Livy Interpreter for Apache Zeppelin

Overview

Livy is an open source REST interface for interacting with Spark from anywhere. It supports executing snippets of code or programs in a Spark context that runs locally or in YARN.

  • Interactive Scala, Python and R shells
  • Batch submissions in Scala, Java, Python
  • Multi users can share the same server (impersonation support)
  • Can be used for submitting jobs from anywhere with REST
  • Does not require any code change to your programs

Requirements

Additional requirements for the Livy interpreter are:

  • Spark 1.3 or above.
  • Livy server.

Configuration

We added some common configurations for spark, and you can set any configuration you want. This link contains all spark configurations: http://spark.apache.org/docs/latest/configuration.html#available-properties. And instead of starting property with spark. it should be replaced with livy.spark.. Example: spark.master to livy.spark.master

Property Default Description
livy.spark.master local[*] Spark master uri. ex) spark://masterhost:7077
zeppelin.livy.url http://localhost:8998 URL where livy server is running
zeppelin.livy.spark.maxResult 1000 Max number of SparkSQL result to display.
livy.spark.driver.cores Driver cores. ex) 1, 2.
livy.spark.driver.memory Driver memory. ex) 512m, 32g.
livy.spark.executor.instances Executor instances. ex) 1, 4.
livy.spark.executor.cores Num cores per executor. ex) 1, 4.
livy.spark.executor.memory Executor memory per worker instance. ex) 512m, 32g.
livy.spark.dynamicAllocation.enabled Use dynamic resource allocation. ex) True, False.
livy.spark.dynamicAllocation.cachedExecutorIdleTimeout Remove an executor which has cached data blocks.
livy.spark.dynamicAllocation.minExecutors Lower bound for the number of executors.
livy.spark.dynamicAllocation.initialExecutors Initial number of executors to run.
livy.spark.dynamicAllocation.maxExecutors Upper bound for the number of executors.

How to use

Basically, you can use

spark

%livy.spark
sc.version

pyspark

%livy.pyspark
print "1"

sparkR

%livy.sparkr
hello <- function( name ) {
    sprintf( "Hello, %s", name );
}

hello("livy")

Impersonation

When Zeppelin server is running with authentication enabled, then this interpreter utilizes Livy’s user impersonation feature i.e. sends extra parameter for creating and running a session ("proxyUser": "${loggedInUser}"). This is particularly useful when multi users are sharing a Notebook server.

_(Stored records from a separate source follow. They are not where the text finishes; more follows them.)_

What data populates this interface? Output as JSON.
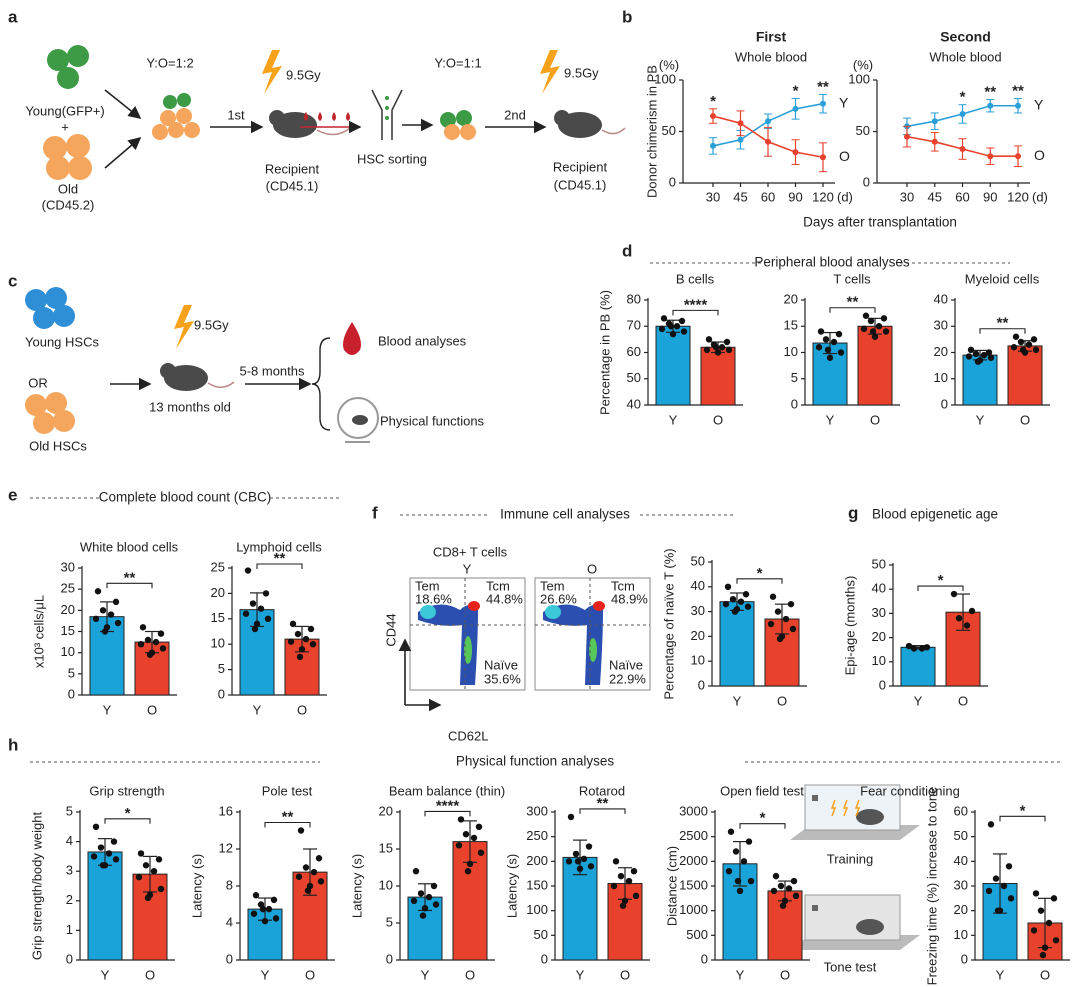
{
  "panel_labels": [
    "a",
    "b",
    "c",
    "d",
    "e",
    "f",
    "g",
    "h"
  ],
  "panel_a": {
    "young": "Young(GFP+)",
    "plus": "+",
    "old": "Old",
    "old_marker": "(CD45.2)",
    "ratio1": "Y:O=1:2",
    "first": "1st",
    "dose1": "9.5Gy",
    "recipient1": "Recipient",
    "recipient1_marker": "(CD45.1)",
    "sorting": "HSC sorting",
    "ratio2": "Y:O=1:1",
    "second": "2nd",
    "dose2": "9.5Gy",
    "recipient2": "Recipient",
    "recipient2_marker": "(CD45.1)"
  },
  "panel_b": {
    "xlabel": "Days after transplantation"
  },
  "panel_c": {
    "young": "Young HSCs",
    "or": "OR",
    "old": "Old HSCs",
    "dose": "9.5Gy",
    "age": "13 months old",
    "duration": "5-8 months",
    "blood": "Blood analyses",
    "physical": "Physical functions"
  },
  "panel_d": {
    "heading": "Peripheral blood analyses"
  },
  "panel_e": {
    "heading": "Complete blood count (CBC)"
  },
  "panel_f": {
    "heading": "Immune cell analyses",
    "subtitle": "CD8+ T cells",
    "y_axis": "CD44",
    "x_axis": "CD62L",
    "plots": [
      {
        "group": "Y",
        "tem_label": "Tem",
        "tem_value": "18.6%",
        "tcm_label": "Tcm",
        "tcm_value": "44.8%",
        "naive_label": "Naïve",
        "naive_value": "35.6%"
      },
      {
        "group": "O",
        "tem_label": "Tem",
        "tem_value": "26.6%",
        "tcm_label": "Tcm",
        "tcm_value": "48.9%",
        "naive_label": "Naïve",
        "naive_value": "22.9%"
      }
    ]
  },
  "panel_g": {
    "heading": "Blood epigenetic age"
  },
  "panel_h": {
    "heading": "Physical function analyses",
    "fear_heading": "Fear conditioning",
    "training": "Training",
    "tone_test": "Tone test"
  },
  "chart_data": [
    {
      "type": "line",
      "title": "First",
      "subtitle": "Whole blood",
      "ylabel": "Donor chimerism in PB",
      "yunit": "(%)",
      "xunit": "(d)",
      "categories": [
        "30",
        "45",
        "60",
        "90",
        "120"
      ],
      "ylim": [
        0,
        100
      ],
      "yticks": [
        0,
        50,
        100
      ],
      "series": [
        {
          "name": "Y",
          "color": "#2a9fd8",
          "values": [
            36,
            42,
            60,
            72,
            77
          ],
          "errors": [
            8,
            9,
            7,
            10,
            9
          ]
        },
        {
          "name": "O",
          "color": "#e8422d",
          "values": [
            65,
            58,
            40,
            30,
            25
          ],
          "errors": [
            7,
            12,
            14,
            12,
            14
          ]
        }
      ],
      "annotations": [
        "*",
        null,
        null,
        "*",
        "**"
      ]
    },
    {
      "type": "line",
      "title": "Second",
      "subtitle": "Whole blood",
      "yunit": "(%)",
      "xunit": "(d)",
      "categories": [
        "30",
        "45",
        "60",
        "90",
        "120"
      ],
      "ylim": [
        0,
        100
      ],
      "yticks": [
        0,
        50,
        100
      ],
      "series": [
        {
          "name": "Y",
          "color": "#2a9fd8",
          "values": [
            55,
            60,
            67,
            75,
            75
          ],
          "errors": [
            8,
            8,
            9,
            6,
            7
          ]
        },
        {
          "name": "O",
          "color": "#e8422d",
          "values": [
            45,
            40,
            33,
            26,
            26
          ],
          "errors": [
            10,
            9,
            10,
            8,
            10
          ]
        }
      ],
      "annotations": [
        null,
        null,
        "*",
        "**",
        "**"
      ]
    },
    {
      "type": "bar",
      "title": "B cells",
      "ylabel": "Percentage in PB (%)",
      "categories": [
        "Y",
        "O"
      ],
      "colors": [
        "#1aa3d9",
        "#e8422d"
      ],
      "values": [
        70,
        62
      ],
      "errors": [
        2.3,
        2
      ],
      "points": [
        [
          73,
          72,
          71,
          70,
          69,
          68,
          67,
          70
        ],
        [
          65,
          64,
          63,
          62,
          61,
          61,
          60,
          62
        ]
      ],
      "ylim": [
        40,
        80
      ],
      "yticks": [
        40,
        50,
        60,
        70,
        80
      ],
      "significance": "****"
    },
    {
      "type": "bar",
      "title": "T cells",
      "categories": [
        "Y",
        "O"
      ],
      "colors": [
        "#1aa3d9",
        "#e8422d"
      ],
      "values": [
        11.8,
        15
      ],
      "errors": [
        2,
        1.5
      ],
      "points": [
        [
          14,
          13.5,
          12.5,
          12,
          11,
          10,
          9,
          10.5
        ],
        [
          17,
          16.5,
          16,
          15,
          14.5,
          14,
          13,
          14
        ]
      ],
      "ylim": [
        0,
        20
      ],
      "yticks": [
        0,
        5,
        10,
        15,
        20
      ],
      "significance": "**"
    },
    {
      "type": "bar",
      "title": "Myeloid cells",
      "categories": [
        "Y",
        "O"
      ],
      "colors": [
        "#1aa3d9",
        "#e8422d"
      ],
      "values": [
        19,
        22.5
      ],
      "errors": [
        1.8,
        2
      ],
      "points": [
        [
          21,
          20,
          19.5,
          19,
          18.5,
          18,
          17,
          16.5
        ],
        [
          26,
          25,
          24,
          23,
          22,
          21,
          20,
          21
        ]
      ],
      "ylim": [
        0,
        40
      ],
      "yticks": [
        0,
        10,
        20,
        30,
        40
      ],
      "significance": "**"
    },
    {
      "type": "bar",
      "title": "White blood cells",
      "ylabel": "x10³ cells/μL",
      "categories": [
        "Y",
        "O"
      ],
      "colors": [
        "#1aa3d9",
        "#e8422d"
      ],
      "values": [
        18.5,
        12.5
      ],
      "errors": [
        3.5,
        2.5
      ],
      "points": [
        [
          24.5,
          22,
          20,
          19,
          18,
          17,
          16,
          15
        ],
        [
          16,
          14.5,
          13,
          12.5,
          12,
          11,
          10,
          9.5
        ]
      ],
      "ylim": [
        0,
        30
      ],
      "yticks": [
        0,
        5,
        10,
        15,
        20,
        25,
        30
      ],
      "significance": "**"
    },
    {
      "type": "bar",
      "title": "Lymphoid cells",
      "categories": [
        "Y",
        "O"
      ],
      "colors": [
        "#1aa3d9",
        "#e8422d"
      ],
      "values": [
        16.8,
        11
      ],
      "errors": [
        3.3,
        2.5
      ],
      "points": [
        [
          24.5,
          20,
          18,
          17,
          16,
          15,
          14,
          13
        ],
        [
          14,
          13,
          12,
          11,
          10.5,
          10,
          9,
          7.5
        ]
      ],
      "ylim": [
        0,
        25
      ],
      "yticks": [
        0,
        5,
        10,
        15,
        20,
        25
      ],
      "significance": "**"
    },
    {
      "type": "bar",
      "ylabel": "Percentage of naïve T (%)",
      "categories": [
        "Y",
        "O"
      ],
      "colors": [
        "#1aa3d9",
        "#e8422d"
      ],
      "values": [
        34,
        27
      ],
      "errors": [
        3.5,
        6
      ],
      "points": [
        [
          40,
          37,
          35,
          34,
          33,
          32,
          31,
          30
        ],
        [
          36,
          33,
          30,
          27,
          25,
          23,
          20,
          19
        ]
      ],
      "ylim": [
        0,
        50
      ],
      "yticks": [
        0,
        10,
        20,
        30,
        40,
        50
      ],
      "significance": "*"
    },
    {
      "type": "bar",
      "ylabel": "Epi-age (months)",
      "categories": [
        "Y",
        "O"
      ],
      "colors": [
        "#1aa3d9",
        "#e8422d"
      ],
      "values": [
        16,
        30.5
      ],
      "errors": [
        0.7,
        7.5
      ],
      "points": [
        [
          16.5,
          16,
          15.5,
          15.5
        ],
        [
          38,
          31,
          28,
          25
        ]
      ],
      "ylim": [
        0,
        50
      ],
      "yticks": [
        0,
        10,
        20,
        30,
        40,
        50
      ],
      "significance": "*"
    },
    {
      "type": "bar",
      "title": "Grip strength",
      "ylabel": "Grip strength/body weight",
      "categories": [
        "Y",
        "O"
      ],
      "colors": [
        "#1aa3d9",
        "#e8422d"
      ],
      "values": [
        3.65,
        2.9
      ],
      "errors": [
        0.45,
        0.6
      ],
      "points": [
        [
          4.5,
          4,
          3.8,
          3.6,
          3.5,
          3.4,
          3.2,
          3.2
        ],
        [
          3.6,
          3.4,
          3.2,
          3,
          2.8,
          2.4,
          2.2,
          2.1
        ]
      ],
      "ylim": [
        0,
        5
      ],
      "yticks": [
        0,
        1,
        2,
        3,
        4,
        5
      ],
      "significance": "*"
    },
    {
      "type": "bar",
      "title": "Pole test",
      "ylabel": "Latency (s)",
      "categories": [
        "Y",
        "O"
      ],
      "colors": [
        "#1aa3d9",
        "#e8422d"
      ],
      "values": [
        5.5,
        9.5
      ],
      "errors": [
        1.2,
        2.5
      ],
      "points": [
        [
          7,
          6.5,
          6,
          5.5,
          5,
          4.5,
          4.2,
          5.5
        ],
        [
          14,
          11,
          10,
          9.5,
          9,
          8.5,
          8,
          7.5
        ]
      ],
      "ylim": [
        0,
        16
      ],
      "yticks": [
        0,
        4,
        8,
        12,
        16
      ],
      "significance": "**"
    },
    {
      "type": "bar",
      "title": "Beam balance (thin)",
      "ylabel": "Latency (s)",
      "categories": [
        "Y",
        "O"
      ],
      "colors": [
        "#1aa3d9",
        "#e8422d"
      ],
      "values": [
        8.5,
        16
      ],
      "errors": [
        1.8,
        2.8
      ],
      "points": [
        [
          12,
          10,
          9,
          8.5,
          8,
          7.5,
          7,
          6
        ],
        [
          19,
          18,
          17,
          16.5,
          15.5,
          14.5,
          13,
          12
        ]
      ],
      "ylim": [
        0,
        20
      ],
      "yticks": [
        0,
        5,
        10,
        15,
        20
      ],
      "significance": "****"
    },
    {
      "type": "bar",
      "title": "Rotarod",
      "ylabel": "Latency (s)",
      "categories": [
        "Y",
        "O"
      ],
      "colors": [
        "#1aa3d9",
        "#e8422d"
      ],
      "values": [
        208,
        155
      ],
      "errors": [
        35,
        32
      ],
      "points": [
        [
          290,
          230,
          215,
          205,
          200,
          190,
          185,
          200
        ],
        [
          200,
          180,
          170,
          160,
          150,
          130,
          120,
          110
        ]
      ],
      "ylim": [
        0,
        300
      ],
      "yticks": [
        0,
        50,
        100,
        150,
        200,
        250,
        300
      ],
      "significance": "**"
    },
    {
      "type": "bar",
      "title": "Open field test",
      "ylabel": "Distance (cm)",
      "categories": [
        "Y",
        "O"
      ],
      "colors": [
        "#1aa3d9",
        "#e8422d"
      ],
      "values": [
        1950,
        1400
      ],
      "errors": [
        450,
        200
      ],
      "points": [
        [
          2600,
          2400,
          2200,
          2000,
          1800,
          1600,
          1400,
          1600
        ],
        [
          1700,
          1600,
          1500,
          1450,
          1400,
          1300,
          1200,
          1100
        ]
      ],
      "ylim": [
        0,
        3000
      ],
      "yticks": [
        0,
        500,
        1000,
        1500,
        2000,
        2500,
        3000
      ],
      "significance": "*"
    },
    {
      "type": "bar",
      "ylabel": "Freezing time (%) increase to tone",
      "categories": [
        "Y",
        "O"
      ],
      "colors": [
        "#1aa3d9",
        "#e8422d"
      ],
      "values": [
        31,
        15
      ],
      "errors": [
        12,
        10
      ],
      "points": [
        [
          55,
          38,
          33,
          30,
          28,
          25,
          20,
          20
        ],
        [
          27,
          25,
          20,
          15,
          12,
          8,
          5,
          2
        ]
      ],
      "ylim": [
        0,
        60
      ],
      "yticks": [
        0,
        10,
        20,
        30,
        40,
        50,
        60
      ],
      "significance": "*"
    }
  ]
}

Apply Zeppelin Dynamic Forms

You can leverage Zeppelin Dynamic Form. You can use both the text input and select form parameterization features.

%livy.pyspark
print "${group_by=product_id,product_id|product_name|customer_id|store_id}"

FAQ

Livy debugging: If you see any of these in error console

Connect to livyhost:8998 [livyhost/127.0.0.1, livyhost/0:0:0:0:0:0:0:1] failed: Connection refused

Looks like the livy server is not up yet or the config is wrong

Exception: Session not found, Livy server would have restarted, or lost session.

The session would have timed out, you may need to restart the interpreter.

Blacklisted configuration values in session config: spark.master

Edit conf/spark-blacklist.conf file in livy server and comment out #spark.master line.

If you choose to work on livy in apps/spark/java directory in https://github.com/cloudera/hue, copy spark-user-configurable-options.template to spark-user-configurable-options.conf file in livy server and comment out #spark.master.